Theranostics is a highly personalised cancer treatment that combines diagnostics and therapy to detect and target late-stage prostate cancer and neuroendocrine tumours. New trials using this theranostic approach are due to start this year in other cancers, such as lung cancer and pancreatic cancer.

The diagnostic approach utilises PET scan imaging (a special type of scan) to see if specific targets, known as tumour receptors, are present on tumour cells. If these targets are present and visible on the scan, a radioactive drug is injected into the body, selectively targeting the tumour cells, while avoiding surrounding healthy tissue.

SKG Radiology Radiologist, Dr Sue Ulreich, said the “revolutionary new digital PET scanner is heralding a new era for precision medicine in oncology in Western Australia.

“Our high-performance advanced molecular imaging system gives clinicians the confidence to diagnose and treat earlier, and will improve the detectability and identification of smaller lesions.”

In addition to theranostics and diagnostics services, the new integrated centre at St John of God Hospital Murdoch will provide patients with access to the latest treatment techniques and advancements in radiation therapy. The centre is also home to an Elekta Unity MR-Linac, a state-first technology that allows radiation oncologists to visualise cancerous tissue during treatment, combining MRI diagnostics with highly targeted radiation therapy.

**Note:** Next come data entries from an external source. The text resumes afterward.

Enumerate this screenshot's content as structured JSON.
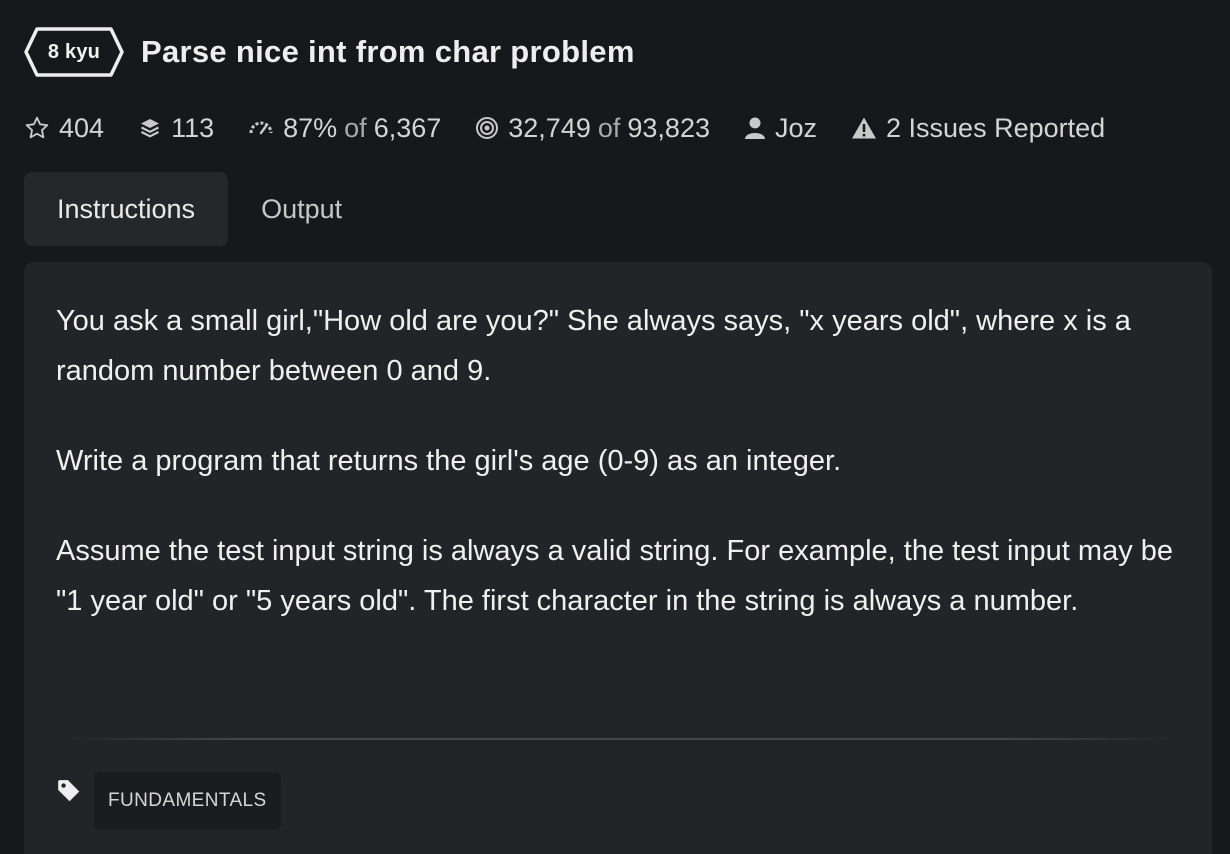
{
  "header": {
    "rank": "8 kyu",
    "title": "Parse nice int from char problem"
  },
  "stats": {
    "stars": "404",
    "collections": "113",
    "satisfaction_pct": "87%",
    "satisfaction_of": "of",
    "satisfaction_votes": "6,367",
    "completed": "32,749",
    "completed_of": "of",
    "attempted": "93,823",
    "author": "Joz",
    "issues": "2 Issues Reported"
  },
  "tabs": [
    {
      "label": "Instructions",
      "active": true
    },
    {
      "label": "Output",
      "active": false
    }
  ],
  "description": {
    "paragraphs": [
      "You ask a small girl,\"How old are you?\" She always says, \"x years old\", where x is a random number between 0 and 9.",
      "Write a program that returns the girl's age (0-9) as an integer.",
      "Assume the test input string is always a valid string. For example, the test input may be \"1 year old\" or \"5 years old\". The first character in the string is always a number."
    ]
  },
  "tags": [
    "FUNDAMENTALS"
  ],
  "icons": {
    "stars": "star-icon",
    "collections": "layers-icon",
    "satisfaction": "gauge-icon",
    "completed": "target-icon",
    "author": "user-icon",
    "issues": "warning-icon",
    "tags": "tag-icon"
  },
  "colors": {
    "background": "#17181b",
    "panel": "#232428",
    "active_tab": "#26272b",
    "tag_bg": "#1b1c1f"
  }
}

St John of God Murdoch Hospital Chief Executive Officer, Ben Edwards, said the new integrated cancer service and theranostics research hub will be closely integrated into the broader health campus.

“Our medical oncologists and staff, who already work closely with GenesisCare’s nuclear medicine physicians and radiation oncologists, will work even more collaboratively to ensure patients receive comprehensive, integrated and coordinated care.”